The $1m investment came from individuals who are “excited about and believe in the BruVue vision,” Co-founder and CEO Christopher Lorkowski said.
Lorkowski was approached by fellow co-founder Michael Mitchell, a bar manager at the time, to develop an accurate, reliable, and easy-to-use beer inventory system.
BruVue also announced that it has won Heineken’s Innovators Brewhouse Challenge, an initiative aimed at shaping the future of beer and cider through invention and shared development and help solve internal Heineken challenges.
“When it’s time to take keg beer inventory, it’s the end of your shift and you go into this cooler and it’s crowded with these heavy kegs all around and you have to lift and shake each one and guess how much beer is left in them,” Lorkowski told BeverageDaily. “As you can bet, it’s not an accurate method at all.”
“Keg inventory is also a challenge for distributors,” Mitchell added. “You have to drive account to account to shake kegs and check inventory. Finding a keg full or empty is a problem. If you find a keg empty, your tap handle may have been replaced by a competitor’s. If you find a keg full, you sold that bar a product that their customers aren’t buying.”
The inaccurate, yet widely used ‘shake and guess’ method also costs breweries, distributors, and bar owners money – BruVue’s data estimates that the average beer faucet in the US has about $50 in unaccounted loss per month.
To solve the issue of unaccounted inventory loss and create an easier solution for tracking beer, Lorkowski developed a sensor that is attached directly onto the thread of the tap handle, not touching the beer, and tracks beer levels by tap handle motion.
“We know every time your tap handle opens and closes.

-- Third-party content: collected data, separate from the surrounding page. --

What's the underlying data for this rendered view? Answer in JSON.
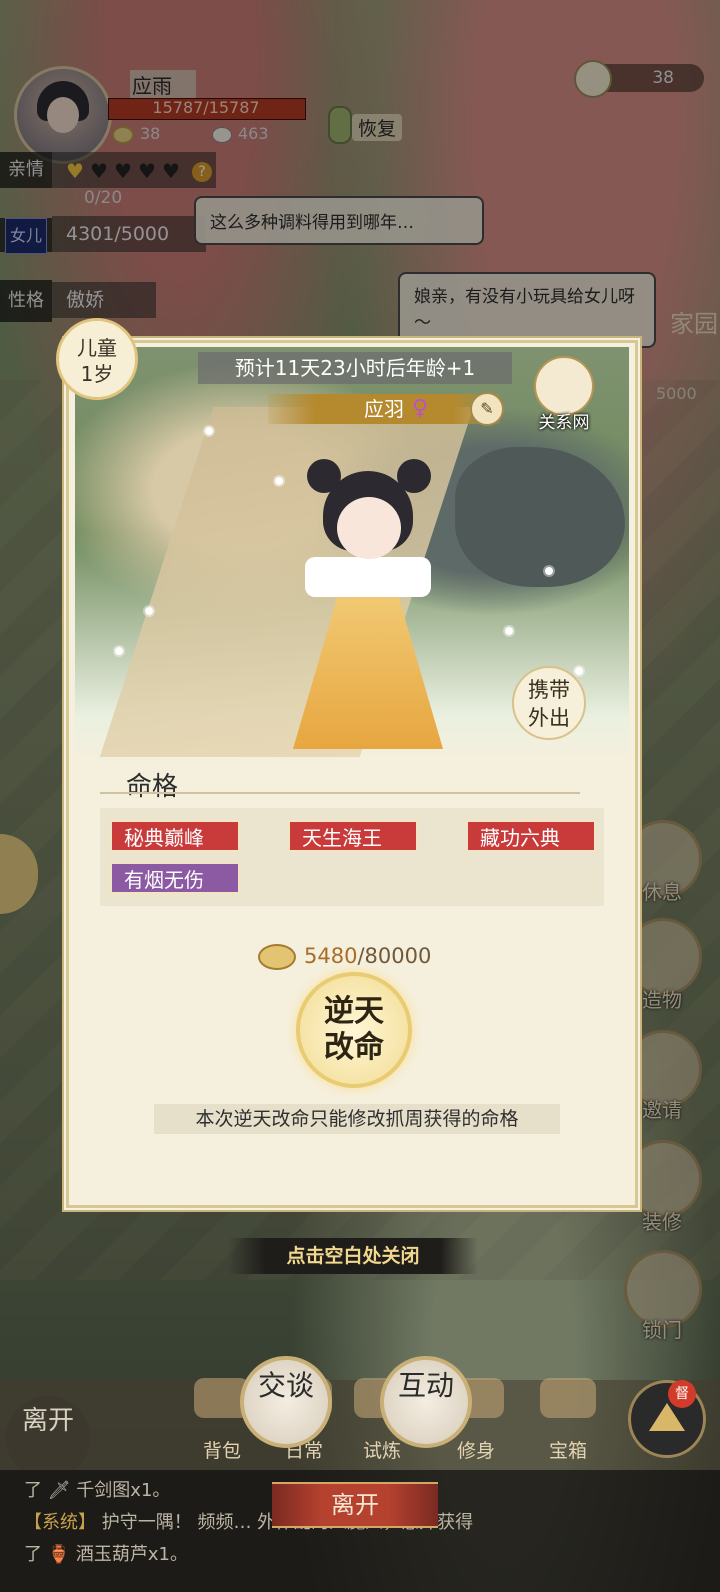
{
  "hud": {
    "name": "应雨",
    "hp_text": "15787/15787",
    "hp_fraction": 1.0,
    "stat_tea": "38",
    "stat_bun": "463",
    "restore_label": "恢复"
  },
  "side": {
    "affection_label": "亲情",
    "affection_hearts_filled": 1,
    "affection_hearts_total": 5,
    "affection_progress": "0/20",
    "daughter_label": "女儿",
    "daughter_value": "4301/5000",
    "personality_label": "性格",
    "personality_value": "傲娇"
  },
  "bubbles": {
    "left": "这么多种调料得用到哪年…",
    "right": "娘亲，有没有小玩具给女儿呀～"
  },
  "top_right": {
    "tea_count": "38",
    "home_label": "家园",
    "money_partial": "5000"
  },
  "card": {
    "age_stage": "儿童",
    "age_years": "1岁",
    "countdown": "预计11天23小时后年龄+1",
    "child_name": "应羽",
    "gender_symbol": "♀",
    "network_label": "关系网",
    "carry_label": "携带外出",
    "fate_title": "命格",
    "fate_tags": [
      {
        "text": "秘典巅峰",
        "color": "red"
      },
      {
        "text": "天生海王",
        "color": "red"
      },
      {
        "text": "藏功六典",
        "color": "red"
      },
      {
        "text": "有烟无伤",
        "color": "purple"
      }
    ],
    "cost_current": "5480",
    "cost_total": "/80000",
    "defy_button": "逆天改命",
    "note": "本次逆天改命只能修改抓周获得的命格"
  },
  "close_hint": "点击空白处关闭",
  "right_buttons": [
    "休息",
    "造物",
    "邀请",
    "装修",
    "锁门"
  ],
  "bottom": {
    "leave_left": "离开",
    "talk": "交谈",
    "interact": "互动",
    "items": [
      "背包",
      "日常",
      "试炼",
      "修身",
      "宝箱"
    ],
    "badge": "督",
    "leave_button": "离开"
  },
  "chat": {
    "line1": "了 🗡 千剑图x1。",
    "line2_tag": "【系统】",
    "line2_text": "护守一隅！ 频频… 外作乱的入魔人，意外获得",
    "line3": "了 🏺 酒玉葫芦x1。"
  },
  "colors": {
    "tag_red": "#c93a3a",
    "tag_purple": "#8b5aa3",
    "accent_gold": "#e0c47c"
  }
}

With cloud computing and machine learning, we can actually track ounce by ounce the beer coming out of your faucet and calibrate itself over time,” Lorkowski said.
“You can drill down and see how much was poured on a Friday night.”
The system is internet connected, “priced like a cell phone [plan]” at $15 per month per sensor and can be ordered through the company’s website with orders to be completed in April this year, Lorkowski added.
Benefits for brewers
Because breweries are confined to the three-tier distribution system in the US, they lose some control and direct insight into how their beer is performing at bars, an issue that is becoming more complex as product diversity in the beer market increases.
“For brewers, it’s really hard to predict what you should be brewing for next month. You don’t know which products are going out of style, which ones are coming into style,” Lorkowski said.
For distributors, BruVue provides product inventory and movement at bars in real time from their smartphones. Distributors no longer have to drive account to account to check inventory levels and can practice just-in-time supply, BruVue said.
While the US is the Ohio-based startup’s first key market, its goal is to expand international and tackle the $500bn global beer market, Lorkowski and Mitchell added.